ISCA Services

ISCA - International Speech
Communication Association

ISCApad Archive » 2010 » ISCApad #147 » Jobs

ISCApad #147

Sunday, September 12, 2010 by Chris Wellekens

6 Jobs

6-1

(2010-04-21) Post doc at LIMSI Paris

Post-doctoral position at LIMSI – Audio & Acoustic Group

The Audio & Acoustic group at LIMSI (http://www.limsi.fr/Scientifique/aa/) is currently recruiting for a for a 1 year postdoctoral research position on a CNRS grant. Two research subjects are available for this singular position. Candidates should send a CV, letter of motivation for the selected topic, and at least 2 references to Christophe d’Alessandro: cda@limsi.fr. Candidature letters of motivation should cite previous experience, relevance, and specific interests related to the details of the project. These documents should be received by then end of May. Notification should be made by the end of June. The selected candidate should be available to start between 1-July and 1-October.

Research Subject 1- A study on expressive prosody and voice quality using a gesturally driven voice synthesizer.

The modeling and analysis of expressive prosody raise many problems both on the perceptive and on the signal measurement sides. The analysis of voice source quality changes for expressive speech in particular faces the limitation of inversion procedures. The Audio & Acoustic group at LIMSI has developed a real-time version of the CALM voice source synthesizer (Doval et al., 2003; d’Alessandro et al., 2006; Le Beux, 2009), mapped on to several gestural controllers (graphic tablet, joystick, cyber glove...).
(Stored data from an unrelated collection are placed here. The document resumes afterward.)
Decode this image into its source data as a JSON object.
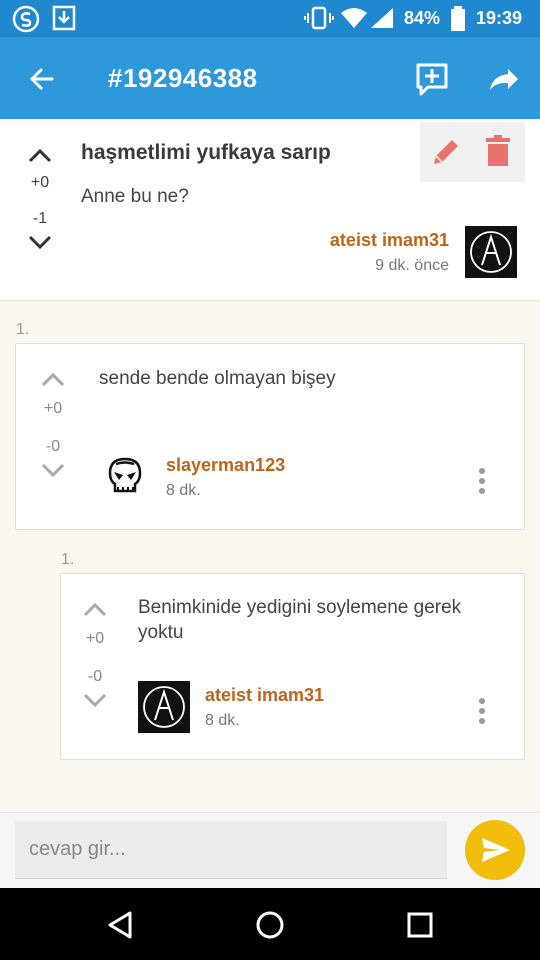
{
  "status_bar": {
    "battery": "84%",
    "time": "19:39"
  },
  "app_bar": {
    "title": "#192946388"
  },
  "post": {
    "title": "haşmetlimi yufkaya sarıp",
    "body": "Anne bu ne?",
    "upvotes": "+0",
    "downvotes": "-1",
    "author": "ateist imam31",
    "time": "9 dk. önce"
  },
  "comments": [
    {
      "index": "1.",
      "text": "sende bende olmayan bişey",
      "upvotes": "+0",
      "downvotes": "-0",
      "author": "slayerman123",
      "time": "8 dk."
    },
    {
      "index": "1.",
      "text": "Benimkinide yedigini soylemene gerek yoktu",
      "upvotes": "+0",
      "downvotes": "-0",
      "author": "ateist imam31",
      "time": "8 dk."
    }
  ],
  "reply": {
    "placeholder": "cevap gir..."
  },
  "colors": {
    "app_bar": "#2d98da",
    "accent_author": "#c0641a",
    "send_button": "#f2bd0d",
    "edit_icon": "#e8746d"
  }
}
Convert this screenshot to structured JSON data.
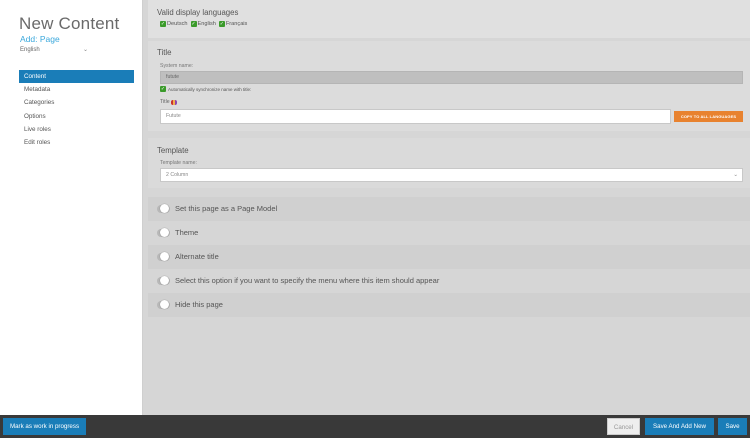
{
  "sidebar": {
    "title": "New Content",
    "subtitle": "Add: Page",
    "language": "English",
    "items": [
      {
        "label": "Content",
        "active": true
      },
      {
        "label": "Metadata"
      },
      {
        "label": "Categories"
      },
      {
        "label": "Options"
      },
      {
        "label": "Live roles"
      },
      {
        "label": "Edit roles"
      }
    ]
  },
  "languages": {
    "heading": "Valid display languages",
    "options": [
      {
        "label": "Deutsch",
        "checked": true
      },
      {
        "label": "English",
        "checked": true
      },
      {
        "label": "Français",
        "checked": true
      }
    ]
  },
  "title_section": {
    "heading": "Title",
    "system_name_label": "System name:",
    "system_name_value": "futute",
    "auto_sync_label": "Automatically synchronize name with title:",
    "title_label": "Title",
    "title_value": "Futute",
    "copy_button": "COPY TO ALL LANGUAGES"
  },
  "template_section": {
    "heading": "Template",
    "template_label": "Template name:",
    "template_value": "2 Column"
  },
  "toggles": [
    {
      "label": "Set this page as a Page Model",
      "on": false
    },
    {
      "label": "Theme",
      "on": false
    },
    {
      "label": "Alternate title",
      "on": false
    },
    {
      "label": "Select this option if you want to specify the menu where this item should appear",
      "on": false
    },
    {
      "label": "Hide this page",
      "on": false
    }
  ],
  "footer": {
    "wip_button": "Mark as work in progress",
    "cancel_button": "Cancel",
    "save_add_button": "Save And Add New",
    "save_button": "Save"
  },
  "colors": {
    "accent": "#1a7db8",
    "orange": "#e8822f",
    "check_green": "#3a9a2a",
    "subtitle_blue": "#3aa8dc"
  }
}
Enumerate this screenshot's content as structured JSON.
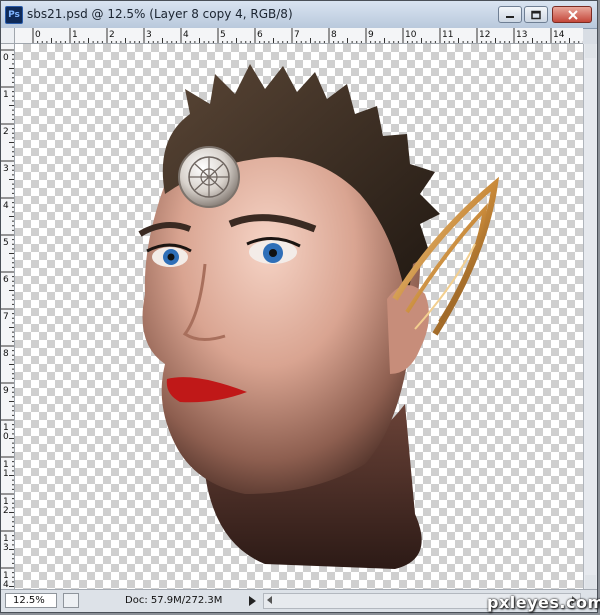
{
  "window": {
    "app_icon": "Ps",
    "title": "sbs21.psd @ 12.5% (Layer 8 copy 4, RGB/8)",
    "buttons": [
      "minimize-icon",
      "maximize-icon",
      "close-icon"
    ]
  },
  "rulers": {
    "horizontal_labels": [
      "0",
      "1",
      "2",
      "3",
      "4",
      "5",
      "6",
      "7",
      "8",
      "9",
      "10",
      "11",
      "12",
      "13",
      "14"
    ],
    "vertical_labels": [
      "0",
      "1",
      "2",
      "3",
      "4",
      "5",
      "6",
      "7",
      "8",
      "9",
      "10",
      "11",
      "12",
      "13",
      "14"
    ]
  },
  "status": {
    "zoom": "12.5%",
    "doc": "Doc: 57.9M/272.3M"
  },
  "watermark": "pxleyes.com"
}
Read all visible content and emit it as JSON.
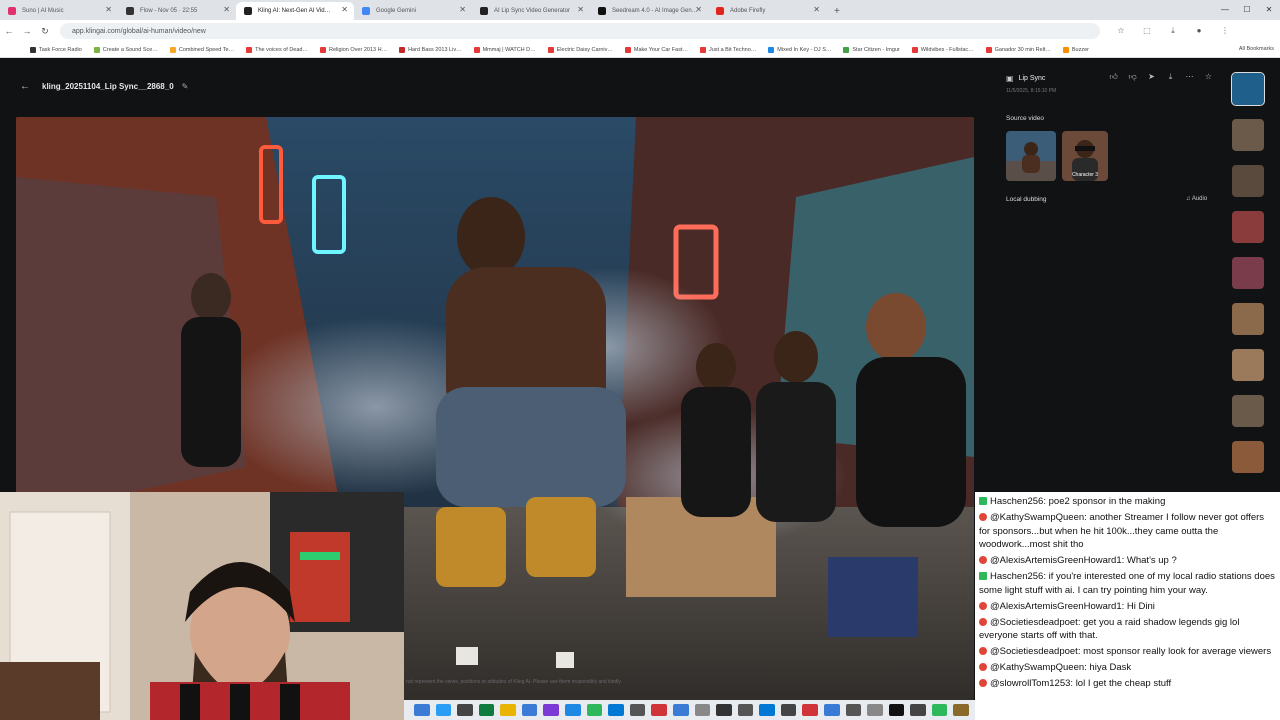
{
  "browser": {
    "tabs": [
      {
        "label": "Suno | AI Music",
        "color": "#e1306c"
      },
      {
        "label": "Flow - Nov 05 · 22:55",
        "color": "#333333"
      },
      {
        "label": "Kling AI: Next-Gen AI Vid…",
        "color": "#222222"
      },
      {
        "label": "Google Gemini",
        "color": "#4285f4"
      },
      {
        "label": "AI Lip Sync Video Generator",
        "color": "#222222"
      },
      {
        "label": "Seedream 4.0 - AI Image Gen…",
        "color": "#111111"
      },
      {
        "label": "Adobe Firefly",
        "color": "#e1251b"
      }
    ],
    "new_tab": "+",
    "url": "app.klingai.com/global/ai-human/video/new",
    "bookmarks": [
      {
        "label": "Task Force Radio",
        "color": "#333"
      },
      {
        "label": "Create a Sound Sce…",
        "color": "#7cb342"
      },
      {
        "label": "Combined Speed Te…",
        "color": "#f9a825"
      },
      {
        "label": "The voices of Dead…",
        "color": "#e53935"
      },
      {
        "label": "Religion Over 2013 H…",
        "color": "#e53935"
      },
      {
        "label": "Hard Bass 2013 Liv…",
        "color": "#c62828"
      },
      {
        "label": "Mmmaj | WATCH D…",
        "color": "#e53935"
      },
      {
        "label": "Electric Daisy Carniv…",
        "color": "#e53935"
      },
      {
        "label": "Make Your Car Fast…",
        "color": "#e53935"
      },
      {
        "label": "Just a Bit Techno…",
        "color": "#e53935"
      },
      {
        "label": "Mixed In Key - DJ S…",
        "color": "#1e88e5"
      },
      {
        "label": "Star Citizen - Imgur",
        "color": "#43a047"
      },
      {
        "label": "Wildvibes - Fullstac…",
        "color": "#e53935"
      },
      {
        "label": "Ganador 30 min Relt…",
        "color": "#e53935"
      },
      {
        "label": "Buzzer",
        "color": "#fb8c00"
      }
    ],
    "bookmarks_right": "All Bookmarks"
  },
  "kling": {
    "file_title": "kling_20251104_Lip Sync__2868_0",
    "disclaimer": "not represent the views, positions or attitudes of Kling AI. Please use them responsibly and kindly.",
    "panel": {
      "title": "Lip Sync",
      "date": "11/5/2025, 8:15:10 PM",
      "source_video_label": "Source video",
      "character_label": "Character 3",
      "local_dubbing_label": "Local dubbing",
      "audio_label": "Audio"
    },
    "history_count": 9
  },
  "chat": [
    {
      "user": "Haschen256",
      "text": "poe2 sponsor in the making",
      "badge": "green"
    },
    {
      "user": "@KathySwampQueen",
      "text": "another Streamer I follow never got offers for sponsors...but when he hit 100k...they came outta the woodwork...most shit tho",
      "badge": "red"
    },
    {
      "user": "@AlexisArtemisGreenHoward1",
      "text": "What's up ?",
      "badge": "red"
    },
    {
      "user": "Haschen256",
      "text": "if you're interested one of my local radio stations does some light stuff with ai. I can try pointing him your way.",
      "badge": "green"
    },
    {
      "user": "@AlexisArtemisGreenHoward1",
      "text": "Hi Dini",
      "badge": "red"
    },
    {
      "user": "@Societiesdeadpoet",
      "text": "get you a raid shadow legends gig lol everyone starts off with that.",
      "badge": "red"
    },
    {
      "user": "@Societiesdeadpoet",
      "text": "most sponsor really look for average viewers",
      "badge": "red"
    },
    {
      "user": "@KathySwampQueen",
      "text": "hiya Dask",
      "badge": "red"
    },
    {
      "user": "@slowrollTom1253",
      "text": "lol I get the cheap stuff",
      "badge": "red"
    }
  ]
}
This device constitutes a powerful tool for the analysis of expressive voice quality in an analysis by synthesis paradigm.

Hand gestures have been proven to be adequate in order to control prosodic variations (d’Alessandro et al., 2007). By playing this speech synthesizer, like a music through gestural device, a user is able to generate language specific interjections, based on vocalic expressive non-words. Such non-words are meaningful in a given language and culture and convey strong cues to meaning during a spoken interaction (see Wierzbicka, 1992, and also Contini, 1989, for Sardinian or Campbell, 2007, for Japanese).
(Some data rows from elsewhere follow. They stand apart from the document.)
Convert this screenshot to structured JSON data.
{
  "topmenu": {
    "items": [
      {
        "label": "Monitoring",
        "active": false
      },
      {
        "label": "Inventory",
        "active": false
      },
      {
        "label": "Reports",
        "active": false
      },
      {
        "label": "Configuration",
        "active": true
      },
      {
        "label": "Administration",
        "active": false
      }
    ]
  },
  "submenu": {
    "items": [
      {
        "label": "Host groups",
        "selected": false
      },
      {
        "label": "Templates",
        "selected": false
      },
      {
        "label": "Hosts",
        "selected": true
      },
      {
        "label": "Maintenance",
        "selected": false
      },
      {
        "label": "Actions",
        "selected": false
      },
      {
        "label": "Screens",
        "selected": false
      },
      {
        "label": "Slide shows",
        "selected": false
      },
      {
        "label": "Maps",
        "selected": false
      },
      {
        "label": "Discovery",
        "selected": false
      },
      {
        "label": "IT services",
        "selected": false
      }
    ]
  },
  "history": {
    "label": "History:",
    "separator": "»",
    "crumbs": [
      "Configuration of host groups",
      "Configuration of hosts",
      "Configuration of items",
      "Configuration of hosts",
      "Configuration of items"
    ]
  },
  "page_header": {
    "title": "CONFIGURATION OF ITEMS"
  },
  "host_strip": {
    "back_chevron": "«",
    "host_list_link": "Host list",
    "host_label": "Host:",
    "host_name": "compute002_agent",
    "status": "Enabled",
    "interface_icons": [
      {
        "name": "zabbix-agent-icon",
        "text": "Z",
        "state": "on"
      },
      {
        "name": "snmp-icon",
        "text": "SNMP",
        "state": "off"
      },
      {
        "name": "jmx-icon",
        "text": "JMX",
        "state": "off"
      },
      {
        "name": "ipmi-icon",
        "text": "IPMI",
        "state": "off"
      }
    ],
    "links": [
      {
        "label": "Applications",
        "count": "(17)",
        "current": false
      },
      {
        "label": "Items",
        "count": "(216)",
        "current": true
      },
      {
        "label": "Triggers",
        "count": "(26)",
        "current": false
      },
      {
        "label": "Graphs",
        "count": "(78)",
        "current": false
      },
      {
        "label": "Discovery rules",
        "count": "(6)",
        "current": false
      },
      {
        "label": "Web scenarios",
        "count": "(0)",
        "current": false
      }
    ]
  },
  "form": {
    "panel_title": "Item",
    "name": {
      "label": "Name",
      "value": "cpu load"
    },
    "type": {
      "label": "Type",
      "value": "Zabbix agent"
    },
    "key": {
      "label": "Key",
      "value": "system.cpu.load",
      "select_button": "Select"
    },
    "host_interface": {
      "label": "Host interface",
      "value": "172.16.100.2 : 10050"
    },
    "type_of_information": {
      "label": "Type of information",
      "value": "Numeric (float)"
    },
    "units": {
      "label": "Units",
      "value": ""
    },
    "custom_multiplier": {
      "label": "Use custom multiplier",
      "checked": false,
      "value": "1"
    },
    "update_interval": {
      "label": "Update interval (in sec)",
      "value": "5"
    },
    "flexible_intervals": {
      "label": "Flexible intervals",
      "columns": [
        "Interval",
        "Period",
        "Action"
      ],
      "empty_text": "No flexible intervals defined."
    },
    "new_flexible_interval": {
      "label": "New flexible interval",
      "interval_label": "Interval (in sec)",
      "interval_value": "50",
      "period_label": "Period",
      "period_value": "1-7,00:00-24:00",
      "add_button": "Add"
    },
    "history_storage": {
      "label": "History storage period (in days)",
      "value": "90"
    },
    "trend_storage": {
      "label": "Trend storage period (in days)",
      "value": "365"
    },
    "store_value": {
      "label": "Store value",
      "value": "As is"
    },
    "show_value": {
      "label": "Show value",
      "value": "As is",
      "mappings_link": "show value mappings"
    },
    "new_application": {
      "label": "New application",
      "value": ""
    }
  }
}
The proposed project aims at acquiring data from such gesturally driven speech production. Then, the analysis of the synthesizer’s parameters in light of perception tests’ results may help to gain a better understanding of the use of voice quality variations during expressive speech. The different stages of the project (gestural production of expressive speech, subjective evaluation of the productions, modeling of the acoustic parameters of the voice) require different skills and the successful candidate will be able to focus on parts of the projects according to his/her own research interests. This project may also be extended towards the use and evaluation of an immersive 3D expressive speech synthesizer (see Research Subject 2).

The successful candidate will have a PhD in either phonetic, language sciences or psycholinguistics or any related field (with a strong emphasis on speech prosody analysis), and/or a PhD in signal processing or natural language processing (with a good knowledge of acoustic voice analysis). Musical training/practice would be an advantage.

References:

d'Alessandro, C., Rilliard, A. & Le Beux, S. (2007). Computerized chironomy : evaluation of hand-controlled intonation reiteration. INTERSPEECH 2007, Antwerp, Belgium : 2007, 1270-1273.
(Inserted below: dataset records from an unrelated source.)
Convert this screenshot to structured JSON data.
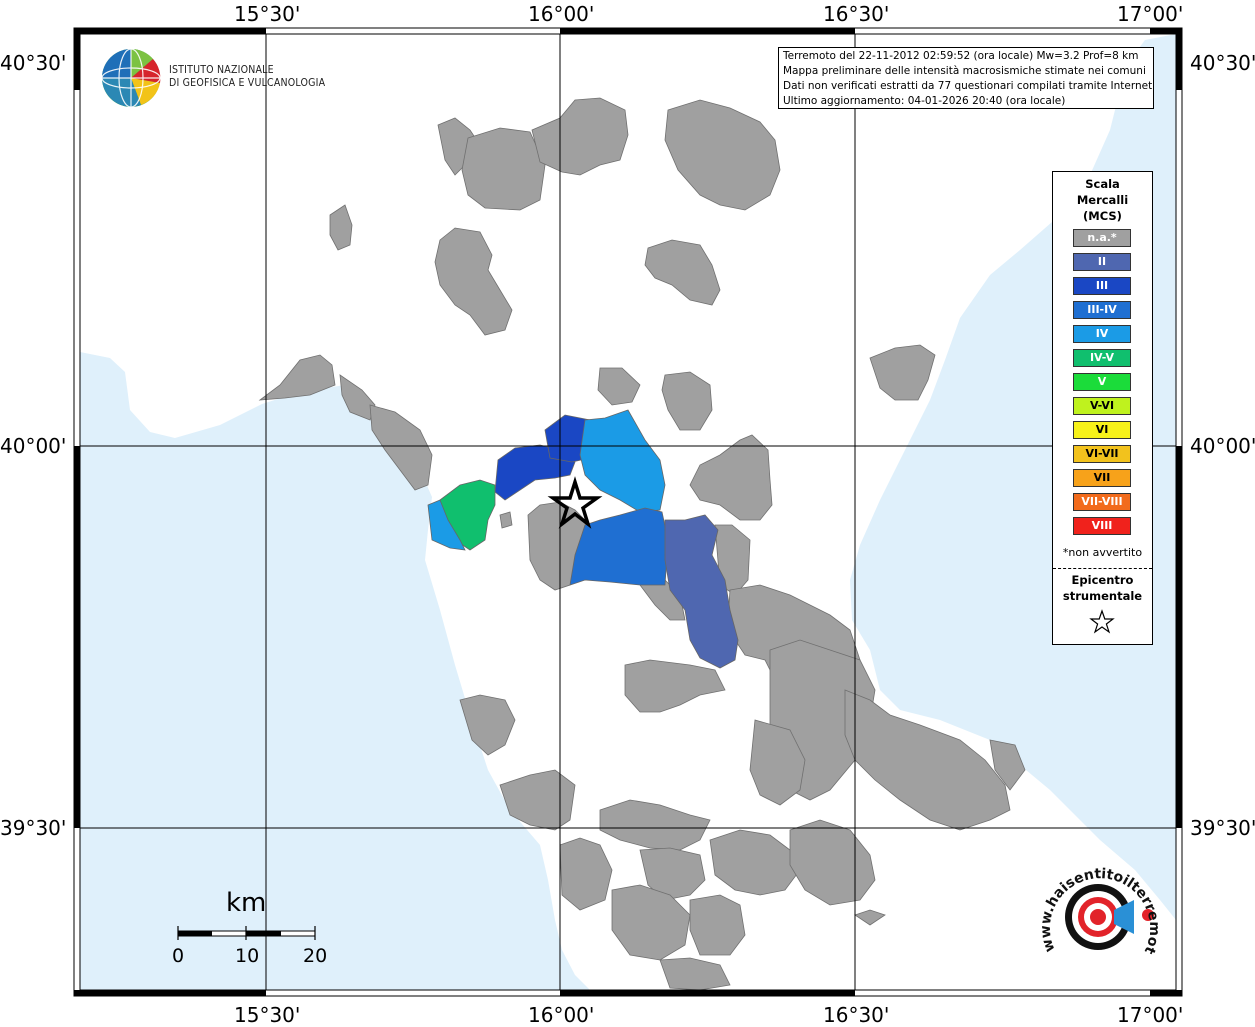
{
  "header": {
    "info_lines": [
      "Terremoto del 22-11-2012 02:59:52 (ora locale) Mw=3.2 Prof=8 km",
      "Mappa preliminare delle intensità macrosismiche stimate nei comuni",
      "Dati non verificati estratti da 77 questionari compilati tramite Internet.",
      "Ultimo aggiornamento: 04-01-2026 20:40 (ora locale)"
    ]
  },
  "logo": {
    "org_line1": "ISTITUTO NAZIONALE",
    "org_line2": "DI GEOFISICA E VULCANOLOGIA",
    "icon": "globe-logo-icon"
  },
  "axes": {
    "longitude_ticks": [
      "15°30'",
      "16°00'",
      "16°30'",
      "17°00'"
    ],
    "latitude_ticks": [
      "40°30'",
      "40°00'",
      "39°30'"
    ]
  },
  "legend": {
    "title_line1": "Scala",
    "title_line2": "Mercalli",
    "title_line3": "(MCS)",
    "items": [
      {
        "label": "n.a.*",
        "color": "#a0a0a0"
      },
      {
        "label": "II",
        "color": "#4f67b0"
      },
      {
        "label": "III",
        "color": "#1a47c4"
      },
      {
        "label": "III-IV",
        "color": "#1f6fd2"
      },
      {
        "label": "IV",
        "color": "#1b9be6"
      },
      {
        "label": "IV-V",
        "color": "#10bf6e"
      },
      {
        "label": "V",
        "color": "#1bdc3a"
      },
      {
        "label": "V-VI",
        "color": "#bff21e"
      },
      {
        "label": "VI",
        "color": "#f7f21a"
      },
      {
        "label": "VI-VII",
        "color": "#f2c21d"
      },
      {
        "label": "VII",
        "color": "#f7a21a"
      },
      {
        "label": "VII-VIII",
        "color": "#f26b1c"
      },
      {
        "label": "VIII",
        "color": "#f0221c"
      }
    ],
    "note": "*non avvertito",
    "epicenter_line1": "Epicentro",
    "epicenter_line2": "strumentale",
    "epicenter_icon": "star-icon"
  },
  "scale_bar": {
    "unit": "km",
    "labels": [
      "0",
      "10",
      "20"
    ]
  },
  "watermark": {
    "text": "www.haisentitoilterremoto.it",
    "icon": "haisentito-logo-icon"
  },
  "colors": {
    "sea": "#dff0fb",
    "land": "#ffffff",
    "not_felt": "#a0a0a0"
  }
}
d'Alessandro, N., d'Alessandro, C., Le Beux, S. & Doval, B. (2006). Real-time CALM synthesizer : new approaches in hands-controlled voice synthesis. New Interface for Musical Expression, Paris, France, 266-271.

Contini, M. (1989). L’interjection en Sarde. Une approche linguistique.In Espaces Romans. Études de dialectologie et de géolinguistique offertes à Gaston Tuaillon, Volume 2, ELLUG:Grenoble, 320-329.

Campbell, N. (2007). The role and use of speech gestures in discourse. Archives of Acoustics, 32(4), 803–814.

Doval, B. ; D'alessandro, C. ; Henrich, N. (2003). The voice source as a causal/anticausal linear filter. VOQUAL'03 - Voice Quality : functions, analysis and synthesis, Geneva, Switzerland : 2003.

Le Beux, S. (2009). Contrôle gestuel de la prosodie et de la qualité vocale. PhD thesis, Université Paris Sud/LIMSI, Orsay, France.

Wierbizcka, A. (1992). The semantic of interjection. Journal of pragmatics, 18, 159-192.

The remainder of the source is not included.